Ultime news - UnoNotizie.it - Il Natale è nel cuore degli italiani. La giornata del 25 dicembre è indicata tra le festività preferite dal 97% degli italiani: un risultato nettamente superiore a quello della Pasqua – in seconda posizione con il 66% delle preferenze degli intervistati – e del Ferragosto, indicato dal 36%. E’ quanto emerge dalla nuova edizione del tradizionale sondaggio Confesercenti SWG sulle abitudini, i consumi e le vacanze degli italiani nella stagione natalizia. Il sondaggio di Natale Confesercenti-SWG, che quest’anno celebra la sua 15esima edizione, è condotto su un campione statistico di 1.400 persone rappresentativo della popolazione del nostro Paese.

Il gradimento delle festività. Il Natale e le feste di origine religiosa, complessivamente, sembrano comunque riscuotere un gradimento più elevato delle altre festività. A incidere, con molta probabilità, è il fatto che siano accompagnate tradizionalmente da un periodo di vacanza più o meno lungo, che induce gli italiani a vederle più favorevolmente. Ma sul giudizio pesa anche la maggiore antichità delle celebrazioni di origine religiosa, come pure il loro inserimento nelle tradizioni locali. Da questo punto di vista è indicativo il livello di gradimento del Santo Patrono, che è indicato tra le festività più sentite dall’11% degli intervistati. Un risultato superiore a quello di feste laiche nazionali come il Primo Maggio – che raccoglie il 7% delle risposte – ed il 25 aprile (5%). Tra le feste commerciali, spicca invece la performance di San Valentino: la festa degli innamorati e dell’amore è tra le più sentite per il 13% dei nostri connazionali, appena il 2% in meno dell’Epifania.

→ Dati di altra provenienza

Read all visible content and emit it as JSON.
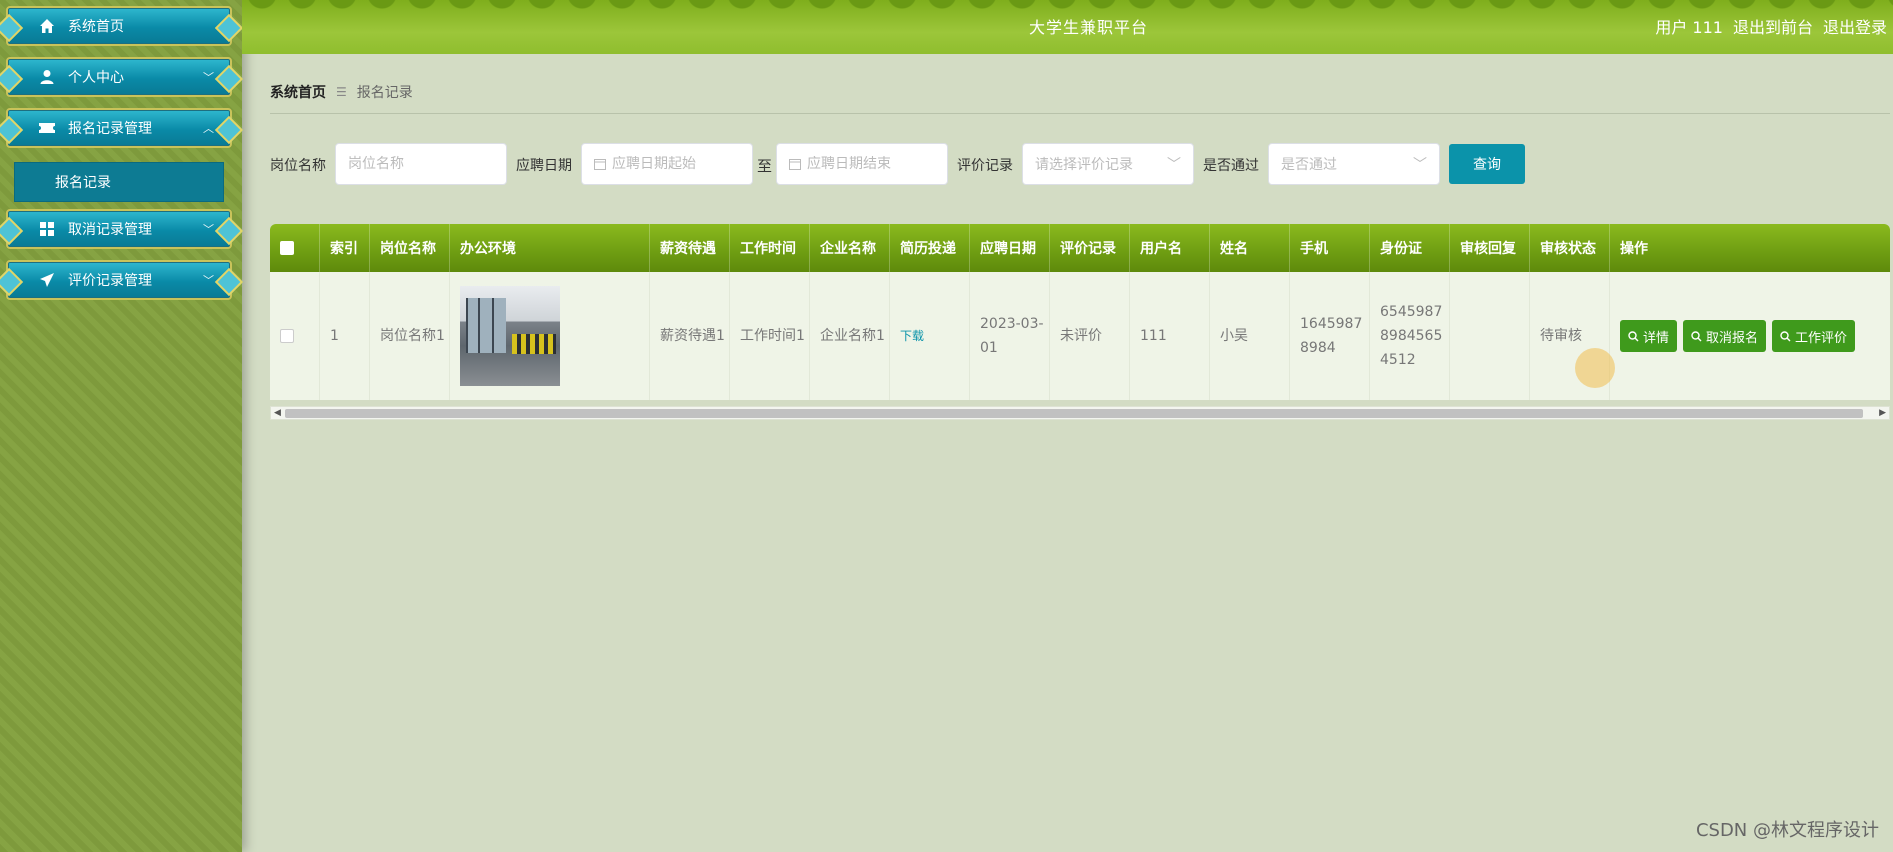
{
  "header": {
    "title": "大学生兼职平台",
    "user": "用户 111",
    "front_link": "退出到前台",
    "logout_link": "退出登录"
  },
  "sidebar": {
    "items": [
      {
        "label": "系统首页",
        "icon": "home-icon"
      },
      {
        "label": "个人中心",
        "icon": "user-icon"
      },
      {
        "label": "报名记录管理",
        "icon": "ticket-icon"
      },
      {
        "label": "取消记录管理",
        "icon": "grid-icon"
      },
      {
        "label": "评价记录管理",
        "icon": "send-icon"
      }
    ],
    "submenu": {
      "label": "报名记录"
    }
  },
  "breadcrumb": {
    "home": "系统首页",
    "current": "报名记录"
  },
  "search": {
    "job_label": "岗位名称",
    "job_placeholder": "岗位名称",
    "date_label": "应聘日期",
    "date_start_placeholder": "应聘日期起始",
    "date_to": "至",
    "date_end_placeholder": "应聘日期结束",
    "eval_label": "评价记录",
    "eval_placeholder": "请选择评价记录",
    "pass_label": "是否通过",
    "pass_placeholder": "是否通过",
    "query_button": "查询"
  },
  "table": {
    "headers": [
      "索引",
      "岗位名称",
      "办公环境",
      "薪资待遇",
      "工作时间",
      "企业名称",
      "简历投递",
      "应聘日期",
      "评价记录",
      "用户名",
      "姓名",
      "手机",
      "身份证",
      "审核回复",
      "审核状态",
      "操作"
    ],
    "row": {
      "index": "1",
      "job": "岗位名称1",
      "salary": "薪资待遇1",
      "work_time": "工作时间1",
      "company": "企业名称1",
      "resume": "下载",
      "date": "2023-03-01",
      "evaluation": "未评价",
      "username": "111",
      "name": "小吴",
      "phone": "16459878984",
      "id_card": "654598789845654512",
      "reply": "",
      "status": "待审核",
      "actions": {
        "detail": "详情",
        "cancel": "取消报名",
        "evaluate": "工作评价"
      }
    }
  },
  "watermark": "CSDN @林文程序设计",
  "colors": {
    "header": "#8fbe2e",
    "menu": "#0a8aa7",
    "table_head": "#6e9d12",
    "button": "#3f9a1c",
    "query": "#0b93aa"
  }
}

Le tradizioni per il Natale. L’exploit del 25 dicembre non vuole dire, però, che il Natale degli italiani sia nel segno della tradizione. Il progressivo allontanamento degli italiani dalla versione più classica delle celebrazioni è chiaramente riscontrabile dal progressivo arretramento della tradizione del Presepe. Che quest’anno registra un vero crollo: faranno il presepe appena quattro italiani su dieci (il 39%), con una flessione del 7% rispetto allo scorso Natale. Il confronto con il 2007 è indicativo del calo: all’epoca, infatti, faceva il presepe una famiglia su due. Quest’anno spunta anche un concorrente: il villaggio di Natale di tradizione nordica, per ora scelto però solo dall’1% degli intervistati. L’albero anche è in calo, ma resiste comunque meglio: il tradizionale addobbo sarà presente in circa sette case su dieci (il 69%). Si accontenterà di mettere appena qualche decorazione, invece, il 12%, mentre l’11% non farà niente: una quota in crescita del 3% sullo scorso anno.

La nostalgia dei Natali passati. Si rileva però una contraddizione nel sentimento degli italiani sul Natale: se da un lato ci si allontana progressivamente dalle tradizioni, dall’altro si ha comunque nostalgia dei Natali di un tempo. Ben nove italiani su dieci, infatti, lamentano un peggioramento del clima natalizio rispetto a quello della propria infanzia. Un peggioramento che investe quasi tutti gli ambiti: il 92% lamenta di come, nel passato si stesse più in famiglia, mentre il 91% sostiene che il Natale fosse un tempo più centrale, e che le tradizioni fossero più rispettate. Per l’84% anche i doni natalizi avevano più valore, mentre c’è un 78% che li ricorda come momenti meno caratterizzati dallo spreco rispetto ad oggi.